Essentially the hive DDL looks like:
*CREATE TABLE `TABLE NAME`(** `col` array<string> COMMENT 'from
deserializer')*
*ROW FORMAT SERDE **
'org.apache.hadoop.hive.serde2.lazy.LazySimpleSerDe' **WITH
SERDEPROPERTIES ( ** 'path'=WASB PATH**') **STORED AS INPUTFORMAT *
* 'org.apache.hadoop.mapred.SequenceFileInputFormat'*
*OUTPUTFORMAT **
'org.apache.hadoop.hive.ql.io.HiveSequenceFileOutputFormat' **LOCATION **
'* *WASB PATH'*
*TBLPROPERTIES ( ** 'spark.sql.create.version'='2.4.0',**
'spark.sql.sources.provider'='DELTA',**
'spark.sql.sources.schema.numParts'='1',*
* 'spark.sql.sources.schema.part.0'='{\"type\":\"struct\",\"fields\":[]}',**
'transient_lastDdlTime'='1556544657')*
Is this expected? And will the use case be supported in future releases?
We are now experimenting
Best
Ayan
On Fri, Jun 21, 2019 at 11:06 AM Liwen Sun <[email protected]> wrote:
> Hi James,
>
> Right now we don't have plans for having a catalog component as part of
> Delta Lake, but we are looking to support Hive metastore and also DDL
> commands in the near future.
>
> Thanks,
> Liwen
>
> On Thu, Jun 20, 2019 at 4:46 AM James Cotrotsios <
> [email protected]> wrote:
>
>> Is there a plan to have a business catalog component for the Data Lake?

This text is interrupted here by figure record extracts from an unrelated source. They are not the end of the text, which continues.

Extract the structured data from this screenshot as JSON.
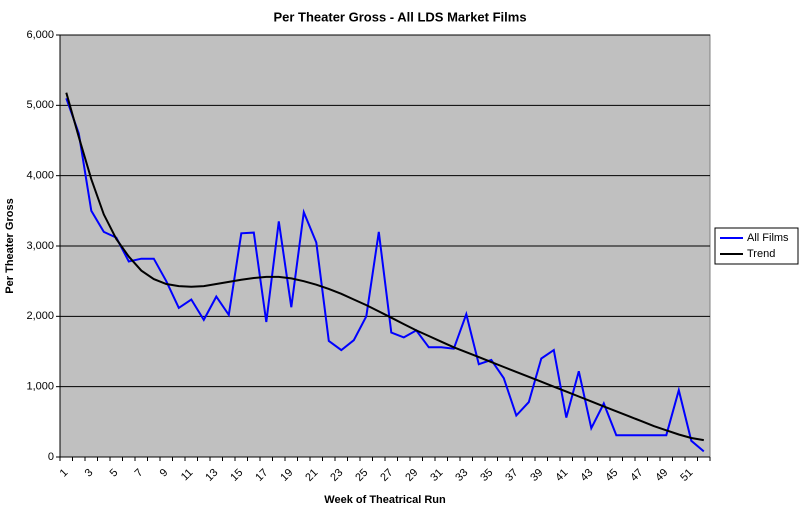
{
  "chart_data": {
    "type": "line",
    "title": "Per Theater Gross - All LDS Market Films",
    "x_label": "Week of Theatrical Run",
    "y_label": "Per Theater Gross",
    "categories": [
      "1",
      null,
      "3",
      null,
      "5",
      null,
      "7",
      null,
      "9",
      null,
      "11",
      null,
      "13",
      null,
      "15",
      null,
      "17",
      null,
      "19",
      null,
      "21",
      null,
      "23",
      null,
      "25",
      null,
      "27",
      null,
      "29",
      null,
      "31",
      null,
      "33",
      null,
      "35",
      null,
      "37",
      null,
      "39",
      null,
      "41",
      null,
      "43",
      null,
      "45",
      null,
      "47",
      null,
      "49",
      null,
      "51",
      null
    ],
    "series": [
      {
        "name": "All Films",
        "color": "#0000ff",
        "values": [
          5100,
          4600,
          3500,
          3200,
          3120,
          2780,
          2820,
          2820,
          2500,
          2120,
          2240,
          1950,
          2280,
          2020,
          3180,
          3190,
          1920,
          3350,
          2130,
          3480,
          3050,
          1650,
          1520,
          1660,
          2000,
          3200,
          1770,
          1700,
          1800,
          1560,
          1560,
          1540,
          2030,
          1320,
          1380,
          1120,
          590,
          780,
          1400,
          1520,
          560,
          1220,
          410,
          760,
          310,
          310,
          310,
          310,
          310,
          950,
          230,
          80
        ]
      },
      {
        "name": "Trend",
        "color": "#000000",
        "values": [
          5180,
          4550,
          3950,
          3450,
          3100,
          2850,
          2650,
          2530,
          2460,
          2430,
          2420,
          2430,
          2460,
          2490,
          2520,
          2545,
          2560,
          2560,
          2540,
          2500,
          2450,
          2390,
          2320,
          2240,
          2160,
          2070,
          1980,
          1890,
          1800,
          1720,
          1640,
          1560,
          1490,
          1420,
          1350,
          1280,
          1210,
          1140,
          1070,
          1000,
          930,
          860,
          790,
          720,
          650,
          580,
          510,
          440,
          380,
          320,
          270,
          240
        ]
      }
    ],
    "ylim": [
      0,
      6000
    ],
    "yticks": [
      0,
      {
        "value": 1000,
        "label": "1,000"
      },
      {
        "value": 2000,
        "label": "2,000"
      },
      {
        "value": 3000,
        "label": "3,000"
      },
      {
        "value": 4000,
        "label": "4,000"
      },
      {
        "value": 5000,
        "label": "5,000"
      },
      {
        "value": 6000,
        "label": "6,000"
      }
    ],
    "grid": true,
    "plot_background": "#c0c0c0",
    "legend": "right"
  }
}
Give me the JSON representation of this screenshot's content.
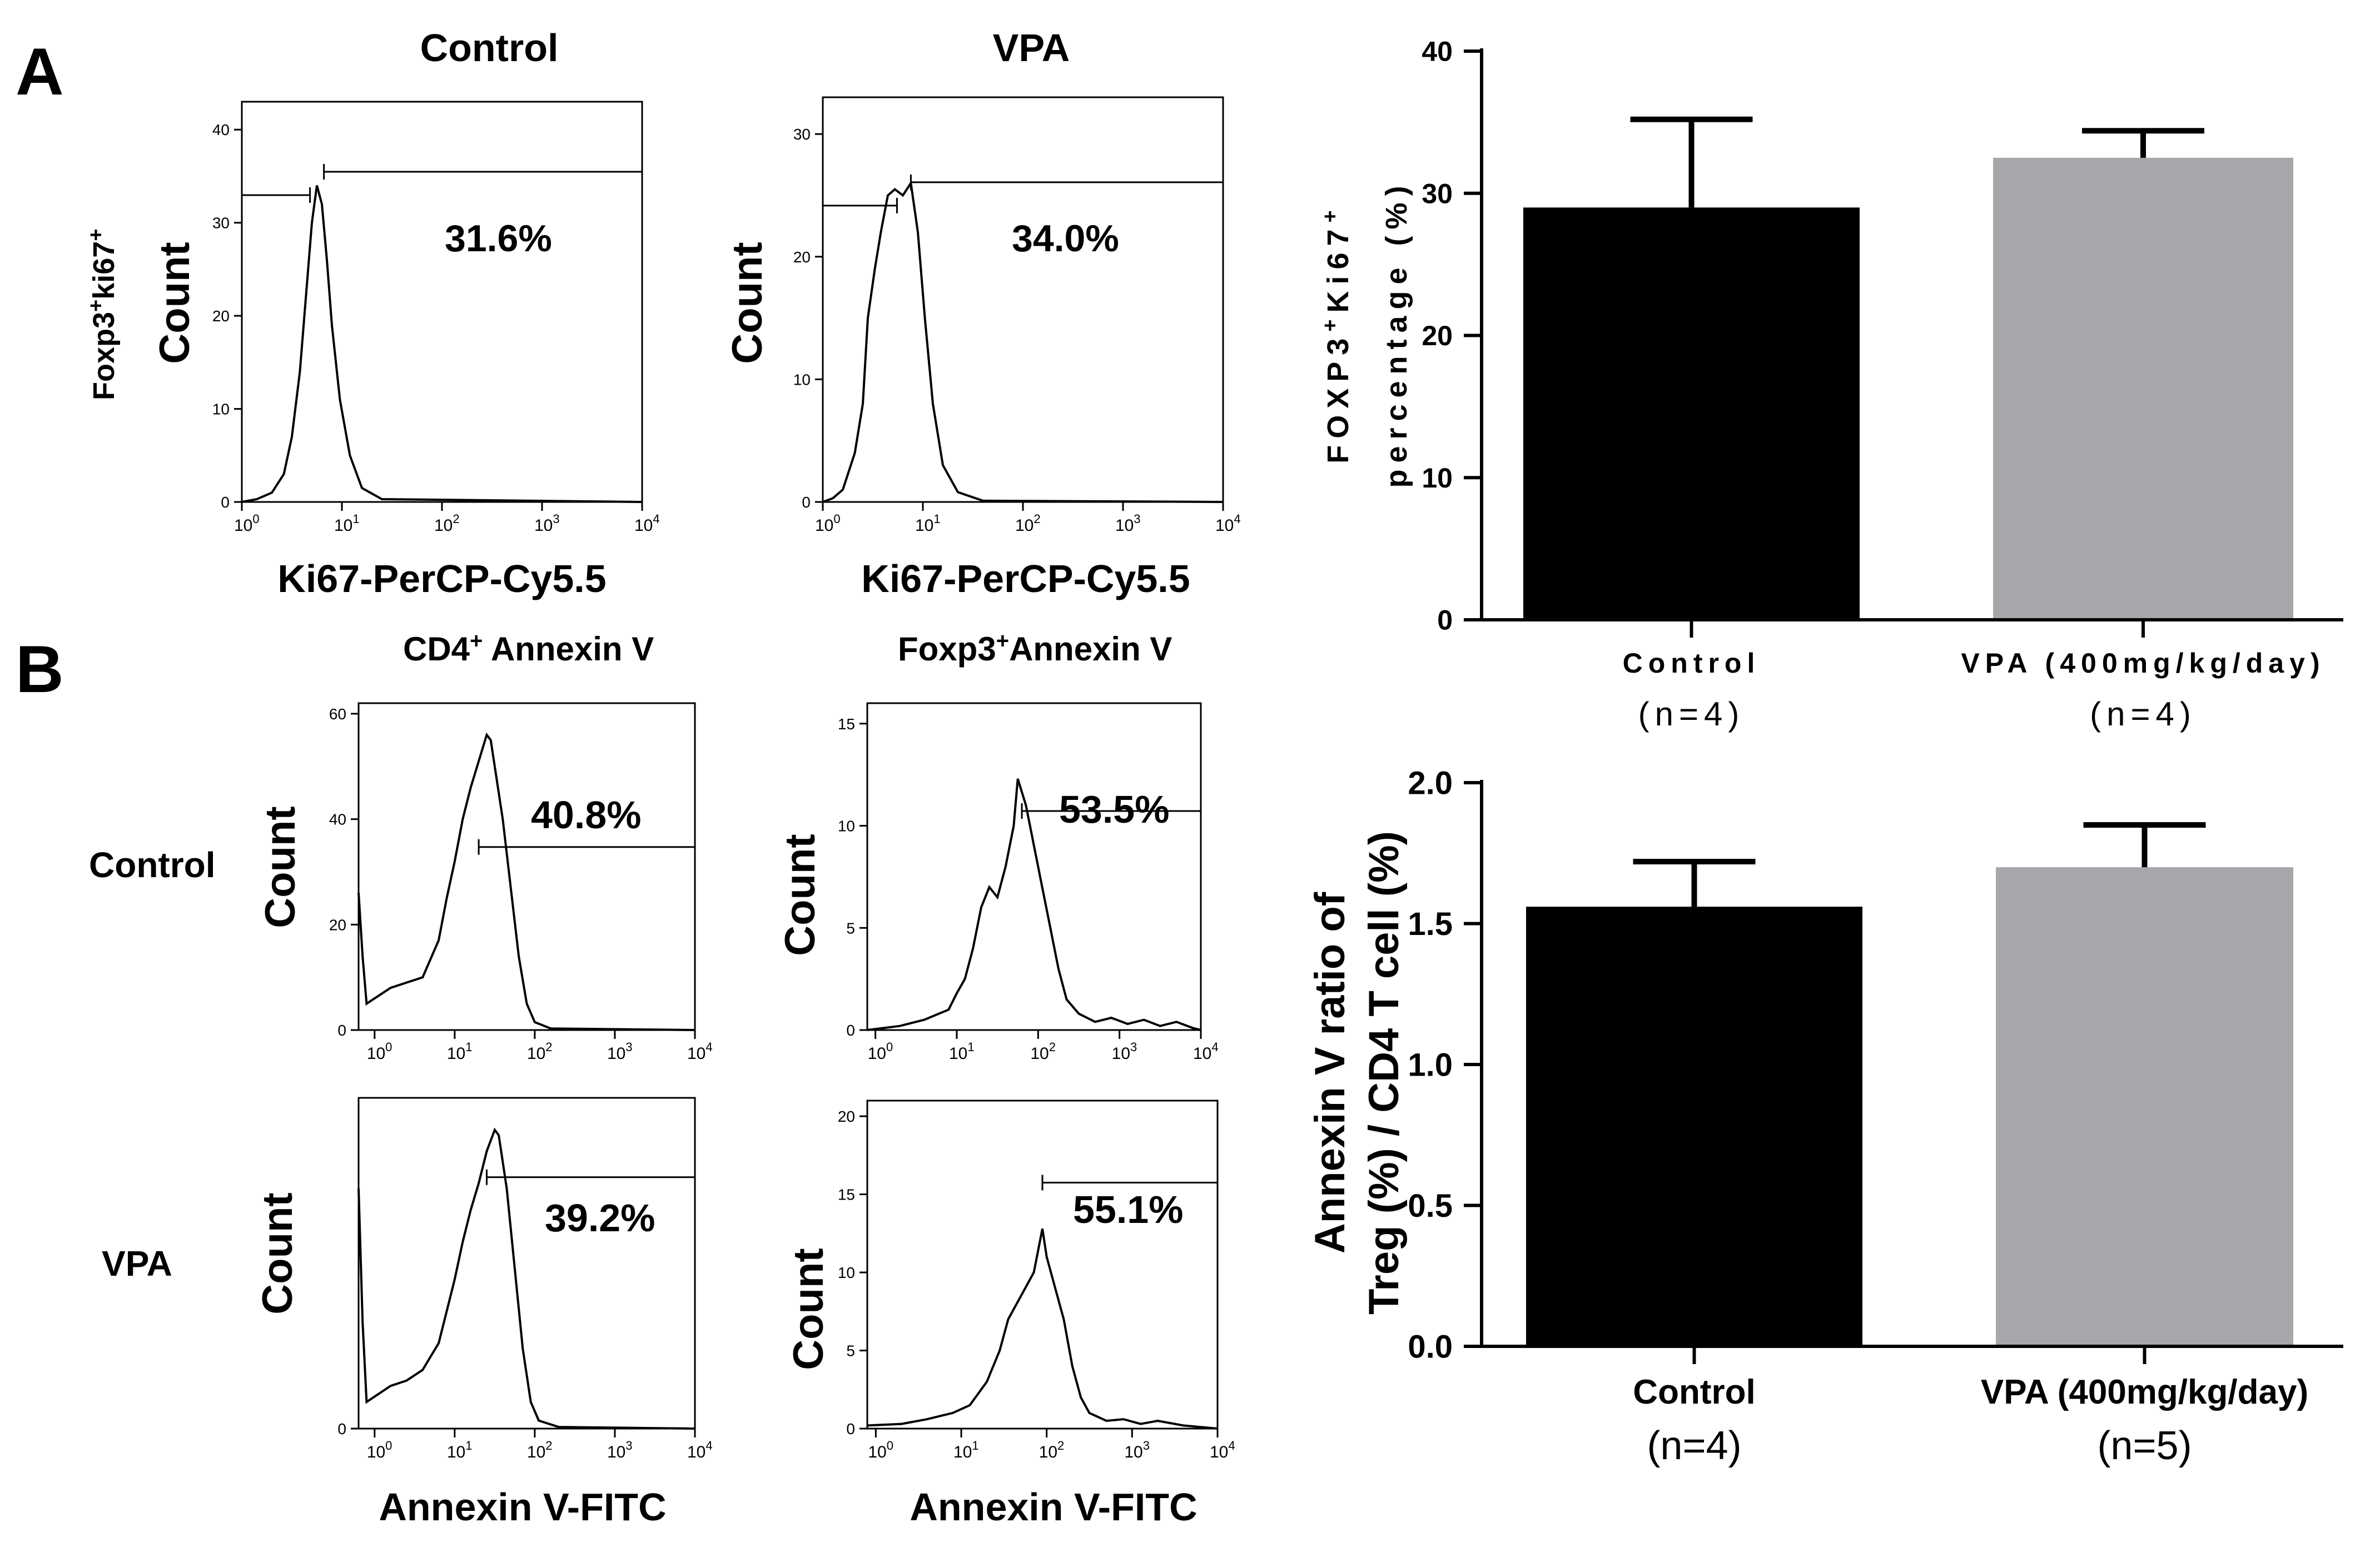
{
  "panel_labels": {
    "a": "A",
    "b": "B"
  },
  "colors": {
    "black_bar": "#000000",
    "grey_bar": "#a7a6ab",
    "line": "#000000"
  },
  "row_a": {
    "ylabel_line1": "Foxp3",
    "ylabel_sup1": "+",
    "ylabel_line2": "ki67",
    "ylabel_sup2": "+"
  },
  "row_b": {
    "row_label_control": "Control",
    "row_label_vpa": "VPA",
    "col_title_cd4": "CD4",
    "col_title_cd4_sup": "+",
    "col_title_cd4_rest": " Annexin V",
    "col_title_foxp3": "Foxp3",
    "col_title_foxp3_sup": "+",
    "col_title_foxp3_rest": "Annexin V"
  },
  "chart_data": [
    {
      "id": "hist-a-control",
      "type": "histogram",
      "title": "Control",
      "xlabel": "Ki67-PerCP-Cy5.5",
      "ylabel": "Count",
      "gate_percent": "31.6%",
      "x_ticks": [
        "10",
        "10",
        "10",
        "10",
        "10"
      ],
      "x_tick_exps": [
        "0",
        "1",
        "2",
        "3",
        "4"
      ],
      "y_ticks": [
        "0",
        "10",
        "20",
        "30",
        "40"
      ],
      "xlim_log": [
        0,
        4
      ],
      "ylim": [
        0,
        43
      ],
      "gate_start_log": 0.82,
      "peak_log": 0.75,
      "peak_count": 34,
      "curve": [
        [
          0,
          0
        ],
        [
          0.15,
          0.3
        ],
        [
          0.3,
          1
        ],
        [
          0.42,
          3
        ],
        [
          0.5,
          7
        ],
        [
          0.58,
          14
        ],
        [
          0.64,
          22
        ],
        [
          0.7,
          30
        ],
        [
          0.75,
          34
        ],
        [
          0.8,
          32
        ],
        [
          0.85,
          26
        ],
        [
          0.9,
          19
        ],
        [
          0.98,
          11
        ],
        [
          1.08,
          5
        ],
        [
          1.2,
          1.5
        ],
        [
          1.4,
          0.3
        ],
        [
          4,
          0
        ]
      ]
    },
    {
      "id": "hist-a-vpa",
      "type": "histogram",
      "title": "VPA",
      "xlabel": "Ki67-PerCP-Cy5.5",
      "ylabel": "Count",
      "gate_percent": "34.0%",
      "x_ticks": [
        "10",
        "10",
        "10",
        "10",
        "10"
      ],
      "x_tick_exps": [
        "0",
        "1",
        "2",
        "3",
        "4"
      ],
      "y_ticks": [
        "0",
        "10",
        "20",
        "30"
      ],
      "xlim_log": [
        0,
        4
      ],
      "ylim": [
        0,
        33
      ],
      "gate_start_log": 0.88,
      "peak_log": 0.85,
      "peak_count": 26,
      "curve": [
        [
          0,
          0
        ],
        [
          0.1,
          0.3
        ],
        [
          0.2,
          1
        ],
        [
          0.32,
          4
        ],
        [
          0.4,
          8
        ],
        [
          0.45,
          15
        ],
        [
          0.52,
          19
        ],
        [
          0.58,
          22
        ],
        [
          0.65,
          25
        ],
        [
          0.72,
          25.5
        ],
        [
          0.8,
          25
        ],
        [
          0.88,
          26
        ],
        [
          0.95,
          22
        ],
        [
          1.02,
          15
        ],
        [
          1.1,
          8
        ],
        [
          1.2,
          3
        ],
        [
          1.35,
          0.8
        ],
        [
          1.6,
          0.1
        ],
        [
          4,
          0
        ]
      ]
    },
    {
      "id": "hist-b-cd4-control",
      "type": "histogram",
      "ylabel": "Count",
      "gate_percent": "40.8%",
      "x_ticks": [
        "10",
        "10",
        "10",
        "10",
        "10"
      ],
      "x_tick_exps": [
        "0",
        "1",
        "2",
        "3",
        "4"
      ],
      "y_ticks": [
        "0",
        "20",
        "40",
        "60"
      ],
      "xlim_log": [
        -0.2,
        4
      ],
      "ylim": [
        0,
        62
      ],
      "gate_start_log": 1.3,
      "curve": [
        [
          -0.2,
          26
        ],
        [
          -0.15,
          14
        ],
        [
          -0.1,
          5
        ],
        [
          0,
          6
        ],
        [
          0.2,
          8
        ],
        [
          0.4,
          9
        ],
        [
          0.6,
          10
        ],
        [
          0.8,
          17
        ],
        [
          0.9,
          25
        ],
        [
          1.0,
          32
        ],
        [
          1.1,
          40
        ],
        [
          1.2,
          46
        ],
        [
          1.3,
          51
        ],
        [
          1.4,
          56
        ],
        [
          1.45,
          55
        ],
        [
          1.5,
          50
        ],
        [
          1.6,
          40
        ],
        [
          1.7,
          27
        ],
        [
          1.8,
          14
        ],
        [
          1.9,
          5
        ],
        [
          2.0,
          1.5
        ],
        [
          2.2,
          0.3
        ],
        [
          4,
          0
        ]
      ]
    },
    {
      "id": "hist-b-foxp3-control",
      "type": "histogram",
      "ylabel": "Count",
      "gate_percent": "53.5%",
      "x_ticks": [
        "10",
        "10",
        "10",
        "10",
        "10"
      ],
      "x_tick_exps": [
        "0",
        "1",
        "2",
        "3",
        "4"
      ],
      "y_ticks": [
        "0",
        "5",
        "10",
        "15"
      ],
      "xlim_log": [
        -0.1,
        4
      ],
      "ylim": [
        0,
        16
      ],
      "gate_start_log": 1.8,
      "curve": [
        [
          -0.1,
          0
        ],
        [
          0.3,
          0.2
        ],
        [
          0.6,
          0.5
        ],
        [
          0.9,
          1
        ],
        [
          1.0,
          1.8
        ],
        [
          1.1,
          2.5
        ],
        [
          1.2,
          4
        ],
        [
          1.3,
          6
        ],
        [
          1.4,
          7
        ],
        [
          1.5,
          6.5
        ],
        [
          1.6,
          8
        ],
        [
          1.7,
          10
        ],
        [
          1.75,
          12.3
        ],
        [
          1.85,
          11
        ],
        [
          1.95,
          9
        ],
        [
          2.05,
          7
        ],
        [
          2.15,
          5
        ],
        [
          2.25,
          3
        ],
        [
          2.35,
          1.5
        ],
        [
          2.5,
          0.8
        ],
        [
          2.7,
          0.4
        ],
        [
          2.9,
          0.6
        ],
        [
          3.1,
          0.3
        ],
        [
          3.3,
          0.5
        ],
        [
          3.5,
          0.2
        ],
        [
          3.7,
          0.4
        ],
        [
          3.9,
          0.1
        ],
        [
          4,
          0
        ]
      ]
    },
    {
      "id": "hist-b-cd4-vpa",
      "type": "histogram",
      "ylabel": "Count",
      "gate_percent": "39.2%",
      "xlabel": "Annexin V-FITC",
      "x_ticks": [
        "10",
        "10",
        "10",
        "10",
        "10"
      ],
      "x_tick_exps": [
        "0",
        "1",
        "2",
        "3",
        "4"
      ],
      "y_ticks": [
        "0"
      ],
      "xlim_log": [
        -0.2,
        4
      ],
      "ylim": [
        0,
        62
      ],
      "gate_start_log": 1.4,
      "curve": [
        [
          -0.2,
          45
        ],
        [
          -0.15,
          20
        ],
        [
          -0.1,
          5
        ],
        [
          0,
          6
        ],
        [
          0.2,
          8
        ],
        [
          0.4,
          9
        ],
        [
          0.6,
          11
        ],
        [
          0.8,
          16
        ],
        [
          0.9,
          22
        ],
        [
          1.0,
          28
        ],
        [
          1.1,
          35
        ],
        [
          1.2,
          41
        ],
        [
          1.3,
          46
        ],
        [
          1.4,
          52
        ],
        [
          1.5,
          56
        ],
        [
          1.55,
          55
        ],
        [
          1.65,
          45
        ],
        [
          1.75,
          30
        ],
        [
          1.85,
          15
        ],
        [
          1.95,
          5
        ],
        [
          2.05,
          1.5
        ],
        [
          2.3,
          0.3
        ],
        [
          4,
          0
        ]
      ]
    },
    {
      "id": "hist-b-foxp3-vpa",
      "type": "histogram",
      "ylabel": "Count",
      "gate_percent": "55.1%",
      "xlabel": "Annexin V-FITC",
      "x_ticks": [
        "10",
        "10",
        "10",
        "10",
        "10"
      ],
      "x_tick_exps": [
        "0",
        "1",
        "2",
        "3",
        "4"
      ],
      "y_ticks": [
        "0",
        "5",
        "10",
        "15",
        "20"
      ],
      "xlim_log": [
        -0.1,
        4
      ],
      "ylim": [
        0,
        21
      ],
      "gate_start_log": 1.95,
      "curve": [
        [
          -0.1,
          0.2
        ],
        [
          0.3,
          0.3
        ],
        [
          0.6,
          0.6
        ],
        [
          0.9,
          1
        ],
        [
          1.1,
          1.5
        ],
        [
          1.3,
          3
        ],
        [
          1.45,
          5
        ],
        [
          1.55,
          7
        ],
        [
          1.65,
          8
        ],
        [
          1.75,
          9
        ],
        [
          1.85,
          10
        ],
        [
          1.95,
          12.8
        ],
        [
          2.0,
          11
        ],
        [
          2.1,
          9
        ],
        [
          2.2,
          7
        ],
        [
          2.3,
          4
        ],
        [
          2.4,
          2
        ],
        [
          2.5,
          1
        ],
        [
          2.7,
          0.5
        ],
        [
          2.9,
          0.6
        ],
        [
          3.1,
          0.3
        ],
        [
          3.3,
          0.5
        ],
        [
          3.6,
          0.2
        ],
        [
          4,
          0
        ]
      ]
    },
    {
      "id": "bar-ki67",
      "type": "bar",
      "ylabel_line1": "FOXP3",
      "ylabel_sup1": "+",
      "ylabel_mid": "Ki67",
      "ylabel_sup2": "+",
      "ylabel_line2": "percentage (%)",
      "categories": [
        "Control",
        "VPA (400mg/kg/day)"
      ],
      "n_labels": [
        "(n=4)",
        "(n=4)"
      ],
      "values": [
        29,
        32.5
      ],
      "errors": [
        6.2,
        1.9
      ],
      "ylim": [
        0,
        40
      ],
      "y_ticks": [
        "0",
        "10",
        "20",
        "30",
        "40"
      ],
      "y_tick_values": [
        0,
        10,
        20,
        30,
        40
      ]
    },
    {
      "id": "bar-annexin",
      "type": "bar",
      "ylabel_line1": "Annexin V ratio of",
      "ylabel_line2": "Treg (%) / CD4 T cell (%)",
      "categories": [
        "Control",
        "VPA (400mg/kg/day)"
      ],
      "n_labels": [
        "(n=4)",
        "(n=5)"
      ],
      "values": [
        1.56,
        1.7
      ],
      "errors": [
        0.16,
        0.15
      ],
      "ylim": [
        0,
        2.0
      ],
      "y_ticks": [
        "0.0",
        "0.5",
        "1.0",
        "1.5",
        "2.0"
      ],
      "y_tick_values": [
        0,
        0.5,
        1.0,
        1.5,
        2.0
      ]
    }
  ]
}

>> If not how would someone make a proposal to create an open source project
>> related to that. I would be interested in building out an open source data
>> catalog that would use the Hive metadata store as a baseline for technical
>> metadata.
>>
>>
>> On Wed, Jun 19, 2019 at 3:04 PM Liwen Sun <[email protected]>
>> wrote:
>>
>>> We are delighted to announce the availability of Delta Lake 0.2.0!
>>>
>>> To try out Delta Lake 0.2.0, please follow the Delta Lake Quickstart:
>>> https://docs.delta.io/0.2.0/quick-start.html
>>>
>>> To view the release notes:
>>> https://github.com/delta-io/delta/releases/tag/v0.2.0
>>>
>>> This release introduces two main features:
>>>
>>> *Cloud storage support*
>>> In addition to HDFS, you can now configure Delta Lake to read and write
>>> data on cloud storage services such as Amazon S3 and Azure Blob Storage.
>>> For configuration instructions, please see:
>>> https://docs.delta.io/0.2.0/delta-storage.html
>>>
>>> *Improved concurrency*
>>> Delta Lake now allows concurrent append-only writes while still ensuring
>>> serializability. For concurrency control in Delta Lake, please see:
>>> https://docs.delta.io/0.2.0/delta-concurrency.html
>>>
>>> We have also greatly expanded the test coverage as part of this release.
>>>
>>> We would like to acknowledge all community members for contributing to
>>> this release.
>>>
>>> Best regards,
>>> Liwen Sun
>>>
>>>
--
Best Regards,
Ayan Guha